Occupation: Heroine.
Interests: Yearning, childbirth, suicide.
Oh, her! Yes, a handsome woman, wife of Karenin, the St Petersburg government official. I thought she threw herself under a ... Sshh!! Don't give away the ending.
But surely everyone knows that, fearing she has been supplanted in Vronsky's affections, she goes to the railway station ... No, they don't! In fact that book about her is currently top of the New York Times, USA Today and Publisher's Weekly bestseller lists.
What, Leo Tolstoy's 838-page magnum opus finished in 1877 and now appearing in a new English translation by Richard Pevearand Larissa Volokhonsky? That's the one.
And why would so many Americans suddenly buy such a good book? Does there have to be a reason?
Yes. Well, Oprah Winfrey's book club has just recommended it.
Is it really wise for people without the proper training to be tackling two-and-a-half inches of 19th-century Russian literature? Oprah thinks so. "I believe we can do this," she said.
That's sweet. Did she like the book? Oh, she hasn't actually read it yet.
Outrageous! Oh no, it's actually very exciting. You see, she will now be reading the book alongside her audience for the first time ever.
That is exciting. Yes it is.
She'd better complete it. Oh, she will. She vows to "finish every page".
I bet the publishers are pleased. "We are thrilled by the rapid response that Oprah's viewers and avid readers have had for Anna Karenina," was how Norman Lidofsky put it.

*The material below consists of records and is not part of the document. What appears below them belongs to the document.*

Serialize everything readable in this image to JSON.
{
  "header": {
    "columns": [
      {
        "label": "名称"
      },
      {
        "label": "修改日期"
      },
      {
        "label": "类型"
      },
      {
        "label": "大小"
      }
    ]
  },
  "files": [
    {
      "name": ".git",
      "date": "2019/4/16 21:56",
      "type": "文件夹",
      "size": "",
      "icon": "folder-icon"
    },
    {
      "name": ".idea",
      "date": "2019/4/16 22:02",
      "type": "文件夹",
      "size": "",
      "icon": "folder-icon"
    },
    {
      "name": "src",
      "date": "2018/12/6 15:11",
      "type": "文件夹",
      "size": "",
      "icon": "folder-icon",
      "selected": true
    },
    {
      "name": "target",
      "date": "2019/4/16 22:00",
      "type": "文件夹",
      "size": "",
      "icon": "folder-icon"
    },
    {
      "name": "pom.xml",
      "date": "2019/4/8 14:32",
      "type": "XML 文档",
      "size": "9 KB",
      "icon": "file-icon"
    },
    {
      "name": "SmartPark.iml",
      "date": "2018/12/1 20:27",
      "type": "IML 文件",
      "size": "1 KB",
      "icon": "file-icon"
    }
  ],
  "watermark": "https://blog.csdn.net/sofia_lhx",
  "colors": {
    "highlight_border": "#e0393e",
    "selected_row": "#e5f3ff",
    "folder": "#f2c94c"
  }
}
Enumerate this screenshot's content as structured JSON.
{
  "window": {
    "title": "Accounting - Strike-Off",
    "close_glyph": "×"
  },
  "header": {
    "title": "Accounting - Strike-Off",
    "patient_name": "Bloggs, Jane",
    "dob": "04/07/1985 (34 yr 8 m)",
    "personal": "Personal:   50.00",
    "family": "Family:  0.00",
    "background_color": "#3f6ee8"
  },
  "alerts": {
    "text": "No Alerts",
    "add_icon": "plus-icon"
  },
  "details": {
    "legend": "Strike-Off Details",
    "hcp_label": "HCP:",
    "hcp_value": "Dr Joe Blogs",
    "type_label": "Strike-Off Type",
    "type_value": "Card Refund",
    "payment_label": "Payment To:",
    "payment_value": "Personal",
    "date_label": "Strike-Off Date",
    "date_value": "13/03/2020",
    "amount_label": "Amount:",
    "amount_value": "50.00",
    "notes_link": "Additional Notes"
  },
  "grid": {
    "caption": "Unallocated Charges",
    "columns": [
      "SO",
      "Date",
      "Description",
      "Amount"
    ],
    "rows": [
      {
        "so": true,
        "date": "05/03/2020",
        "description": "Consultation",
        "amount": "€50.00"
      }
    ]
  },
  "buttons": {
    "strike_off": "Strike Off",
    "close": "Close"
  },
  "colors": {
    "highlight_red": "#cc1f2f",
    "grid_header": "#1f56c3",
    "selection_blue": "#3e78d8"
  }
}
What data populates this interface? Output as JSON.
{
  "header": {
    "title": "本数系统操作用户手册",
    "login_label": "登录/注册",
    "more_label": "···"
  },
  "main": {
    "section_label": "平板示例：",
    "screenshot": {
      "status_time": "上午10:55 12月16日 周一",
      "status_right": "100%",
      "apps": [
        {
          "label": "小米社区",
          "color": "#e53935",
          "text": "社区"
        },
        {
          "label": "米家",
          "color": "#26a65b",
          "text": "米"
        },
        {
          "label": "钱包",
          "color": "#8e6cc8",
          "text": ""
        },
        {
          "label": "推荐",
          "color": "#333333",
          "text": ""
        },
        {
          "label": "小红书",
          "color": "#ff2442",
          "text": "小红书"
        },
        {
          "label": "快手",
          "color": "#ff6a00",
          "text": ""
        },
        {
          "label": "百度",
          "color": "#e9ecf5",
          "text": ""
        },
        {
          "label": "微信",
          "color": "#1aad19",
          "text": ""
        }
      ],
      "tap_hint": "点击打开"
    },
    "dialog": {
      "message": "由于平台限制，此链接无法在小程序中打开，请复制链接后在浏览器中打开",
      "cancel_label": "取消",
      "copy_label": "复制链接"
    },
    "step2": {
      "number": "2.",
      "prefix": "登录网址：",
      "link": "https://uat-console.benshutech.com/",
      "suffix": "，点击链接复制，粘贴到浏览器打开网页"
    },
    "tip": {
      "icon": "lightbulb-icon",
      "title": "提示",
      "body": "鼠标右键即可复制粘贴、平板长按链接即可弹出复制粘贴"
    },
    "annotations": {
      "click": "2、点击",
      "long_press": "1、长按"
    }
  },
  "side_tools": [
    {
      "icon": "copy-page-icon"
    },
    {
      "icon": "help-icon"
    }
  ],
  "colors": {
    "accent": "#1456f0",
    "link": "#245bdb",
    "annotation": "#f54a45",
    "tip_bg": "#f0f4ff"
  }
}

Not villainous, moustachioed Count Lidofsky who was seen flirting with beautiful but unworldly Ekaterina Shcherbatskaya in the summer house? No. President of paperback sales at Penguin Lidofsky.
Not to be confused with: How Clean Is Your Dacha?, Profit From Property with Anton Chekhov, Fyodor Dostoyevsky's How to Cook and Speeding Steam Trains: a Rough Guide.